A handful of National Football League players, including Detroit Lions defensive tackle Ndamukong Suh and Denver Broncos receiver Eddie Royal, wear the Impact Indicator, Circo said, even though the device is geared more toward younger athletes.

Circo said the Impact Indicator will cost about $200 in Canada and be good for two seasons of play.

Ottawa-based Impakt Protective Inc., also has developed a helmet device, called the Shockbox, that detects and records impact to an athlete’s head.

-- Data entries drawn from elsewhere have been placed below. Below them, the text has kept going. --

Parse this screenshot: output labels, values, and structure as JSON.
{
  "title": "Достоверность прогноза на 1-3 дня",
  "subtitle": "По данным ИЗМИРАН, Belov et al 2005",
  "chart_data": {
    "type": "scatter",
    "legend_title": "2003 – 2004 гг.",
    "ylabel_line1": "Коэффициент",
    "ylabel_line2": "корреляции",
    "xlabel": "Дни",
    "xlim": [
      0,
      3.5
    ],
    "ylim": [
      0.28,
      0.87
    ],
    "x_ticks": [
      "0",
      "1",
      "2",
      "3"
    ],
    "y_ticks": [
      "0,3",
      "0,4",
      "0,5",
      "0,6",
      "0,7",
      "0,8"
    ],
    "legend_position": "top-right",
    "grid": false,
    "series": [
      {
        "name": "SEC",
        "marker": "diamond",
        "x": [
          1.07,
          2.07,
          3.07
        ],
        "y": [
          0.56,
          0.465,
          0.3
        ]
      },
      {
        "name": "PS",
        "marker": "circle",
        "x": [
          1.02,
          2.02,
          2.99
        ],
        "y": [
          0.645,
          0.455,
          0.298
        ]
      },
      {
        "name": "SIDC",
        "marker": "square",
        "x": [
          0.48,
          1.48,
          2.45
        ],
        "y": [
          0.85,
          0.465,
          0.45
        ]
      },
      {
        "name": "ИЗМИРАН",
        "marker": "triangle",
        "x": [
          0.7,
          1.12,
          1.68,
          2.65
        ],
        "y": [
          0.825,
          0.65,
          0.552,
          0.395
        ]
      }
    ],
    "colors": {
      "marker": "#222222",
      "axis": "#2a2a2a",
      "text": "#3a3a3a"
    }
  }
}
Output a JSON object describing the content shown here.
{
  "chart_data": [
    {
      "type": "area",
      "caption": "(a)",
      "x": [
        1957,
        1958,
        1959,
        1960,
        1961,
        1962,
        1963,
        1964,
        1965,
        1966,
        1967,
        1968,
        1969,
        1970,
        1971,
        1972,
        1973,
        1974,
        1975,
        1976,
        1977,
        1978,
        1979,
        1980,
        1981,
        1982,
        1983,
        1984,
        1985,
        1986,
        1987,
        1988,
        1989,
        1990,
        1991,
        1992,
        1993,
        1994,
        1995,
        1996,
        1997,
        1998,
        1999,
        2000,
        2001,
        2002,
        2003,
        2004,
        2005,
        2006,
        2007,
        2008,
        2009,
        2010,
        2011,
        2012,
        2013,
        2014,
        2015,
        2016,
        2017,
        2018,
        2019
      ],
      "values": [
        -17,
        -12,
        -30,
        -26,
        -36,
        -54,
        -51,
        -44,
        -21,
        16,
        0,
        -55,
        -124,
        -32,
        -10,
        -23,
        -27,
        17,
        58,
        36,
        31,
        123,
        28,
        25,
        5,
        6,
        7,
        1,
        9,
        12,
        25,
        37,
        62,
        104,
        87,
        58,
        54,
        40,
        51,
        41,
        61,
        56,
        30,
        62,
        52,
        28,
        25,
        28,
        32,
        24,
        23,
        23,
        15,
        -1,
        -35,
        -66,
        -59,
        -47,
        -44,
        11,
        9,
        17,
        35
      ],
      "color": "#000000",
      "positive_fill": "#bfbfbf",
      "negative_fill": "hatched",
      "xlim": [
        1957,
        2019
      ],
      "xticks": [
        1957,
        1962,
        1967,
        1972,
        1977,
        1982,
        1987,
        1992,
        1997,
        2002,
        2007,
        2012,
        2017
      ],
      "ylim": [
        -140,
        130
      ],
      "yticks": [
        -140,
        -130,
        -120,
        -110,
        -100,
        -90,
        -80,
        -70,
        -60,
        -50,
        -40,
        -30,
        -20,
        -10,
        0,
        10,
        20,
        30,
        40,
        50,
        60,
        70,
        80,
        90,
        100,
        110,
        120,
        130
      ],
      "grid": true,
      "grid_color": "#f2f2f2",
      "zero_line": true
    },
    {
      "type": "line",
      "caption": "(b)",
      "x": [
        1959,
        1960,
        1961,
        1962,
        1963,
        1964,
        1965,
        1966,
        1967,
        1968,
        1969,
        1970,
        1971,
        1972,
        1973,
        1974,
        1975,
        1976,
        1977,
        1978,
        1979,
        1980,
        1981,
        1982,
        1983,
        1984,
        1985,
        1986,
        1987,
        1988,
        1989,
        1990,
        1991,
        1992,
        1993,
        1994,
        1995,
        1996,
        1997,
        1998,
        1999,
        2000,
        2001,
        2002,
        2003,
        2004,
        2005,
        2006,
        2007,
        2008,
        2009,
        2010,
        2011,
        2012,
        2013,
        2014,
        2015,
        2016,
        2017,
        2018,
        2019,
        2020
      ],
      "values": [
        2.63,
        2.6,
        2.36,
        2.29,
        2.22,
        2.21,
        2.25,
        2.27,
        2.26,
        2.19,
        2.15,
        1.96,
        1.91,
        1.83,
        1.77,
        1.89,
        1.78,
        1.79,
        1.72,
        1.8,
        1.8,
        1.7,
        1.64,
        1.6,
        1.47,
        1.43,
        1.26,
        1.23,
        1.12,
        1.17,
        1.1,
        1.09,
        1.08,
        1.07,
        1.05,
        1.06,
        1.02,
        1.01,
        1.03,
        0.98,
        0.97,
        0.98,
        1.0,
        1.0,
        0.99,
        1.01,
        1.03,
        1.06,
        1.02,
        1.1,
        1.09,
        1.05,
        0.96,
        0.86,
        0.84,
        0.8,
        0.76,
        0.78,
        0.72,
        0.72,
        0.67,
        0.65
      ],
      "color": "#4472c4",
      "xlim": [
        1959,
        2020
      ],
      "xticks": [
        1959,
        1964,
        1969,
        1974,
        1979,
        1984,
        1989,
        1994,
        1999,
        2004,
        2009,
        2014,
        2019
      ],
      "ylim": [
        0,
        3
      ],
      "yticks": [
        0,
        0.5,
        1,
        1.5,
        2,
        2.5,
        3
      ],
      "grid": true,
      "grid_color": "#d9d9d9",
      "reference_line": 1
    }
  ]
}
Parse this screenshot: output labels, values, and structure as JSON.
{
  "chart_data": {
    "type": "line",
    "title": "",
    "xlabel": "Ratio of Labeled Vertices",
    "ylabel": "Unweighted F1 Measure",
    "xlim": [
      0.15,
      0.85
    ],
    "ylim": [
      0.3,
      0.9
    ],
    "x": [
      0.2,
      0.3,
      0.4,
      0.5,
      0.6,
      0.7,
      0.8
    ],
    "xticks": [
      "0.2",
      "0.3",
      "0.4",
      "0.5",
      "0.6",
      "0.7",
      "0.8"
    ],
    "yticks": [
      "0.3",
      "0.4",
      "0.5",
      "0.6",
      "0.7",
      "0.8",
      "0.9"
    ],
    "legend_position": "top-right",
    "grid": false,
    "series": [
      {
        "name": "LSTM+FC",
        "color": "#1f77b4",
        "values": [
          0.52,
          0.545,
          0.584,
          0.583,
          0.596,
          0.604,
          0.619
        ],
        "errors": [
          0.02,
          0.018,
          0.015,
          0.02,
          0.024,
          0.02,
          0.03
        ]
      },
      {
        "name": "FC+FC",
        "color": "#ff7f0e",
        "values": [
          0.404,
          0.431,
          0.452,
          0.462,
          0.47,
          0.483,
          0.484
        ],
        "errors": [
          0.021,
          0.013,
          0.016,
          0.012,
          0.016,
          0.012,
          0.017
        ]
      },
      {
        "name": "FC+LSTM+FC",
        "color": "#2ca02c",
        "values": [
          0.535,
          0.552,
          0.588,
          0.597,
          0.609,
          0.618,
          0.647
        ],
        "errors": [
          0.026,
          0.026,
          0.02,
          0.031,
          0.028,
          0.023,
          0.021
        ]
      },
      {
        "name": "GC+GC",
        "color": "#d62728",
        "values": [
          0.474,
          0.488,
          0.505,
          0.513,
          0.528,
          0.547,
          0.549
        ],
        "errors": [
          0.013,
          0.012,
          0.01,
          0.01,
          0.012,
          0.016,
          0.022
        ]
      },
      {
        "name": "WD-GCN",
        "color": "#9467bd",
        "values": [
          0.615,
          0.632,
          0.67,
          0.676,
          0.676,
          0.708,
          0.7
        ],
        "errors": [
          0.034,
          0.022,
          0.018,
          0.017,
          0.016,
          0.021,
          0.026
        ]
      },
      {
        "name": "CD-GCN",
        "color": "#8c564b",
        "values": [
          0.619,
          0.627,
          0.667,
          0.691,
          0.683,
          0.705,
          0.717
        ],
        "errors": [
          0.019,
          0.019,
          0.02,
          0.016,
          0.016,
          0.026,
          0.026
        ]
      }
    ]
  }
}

It’s a sensor that gets placed inside an athlete’s helmet. When the Shockbox detects a significant amount of impact — a G-force of 60 or more — it sends an alert wirelessly to a smartphone or laptop computer within a range of about 100 metres.

It will send an orange signal for hits creating a G-force of between 60 and 90, and red for anything greater than 90.

“A number of clinical studies have pointed 90 G or more as being where 65 per cent of concussions occur,” said Impakt Protective CEO Danny Crossman.

It comes with software that will prompt the recipient of the alert to perform standardized tests on the player affected to determine whether the athlete has been concussed. It also will maintain history on players’ occasions in which they sustained a significant hit, and whether it resulted in an actual concussion.

Crossman said, for the next year or so, the Shockbox will be in trials with unnamed National Hockey League and junior hockey teams. About a year from now, it’s expected to be available as a feature embedded in hockey helmets, and some time after sold separately and as a feature in helmets for other sports. As a stand-alone item, he said it will sell for about $90.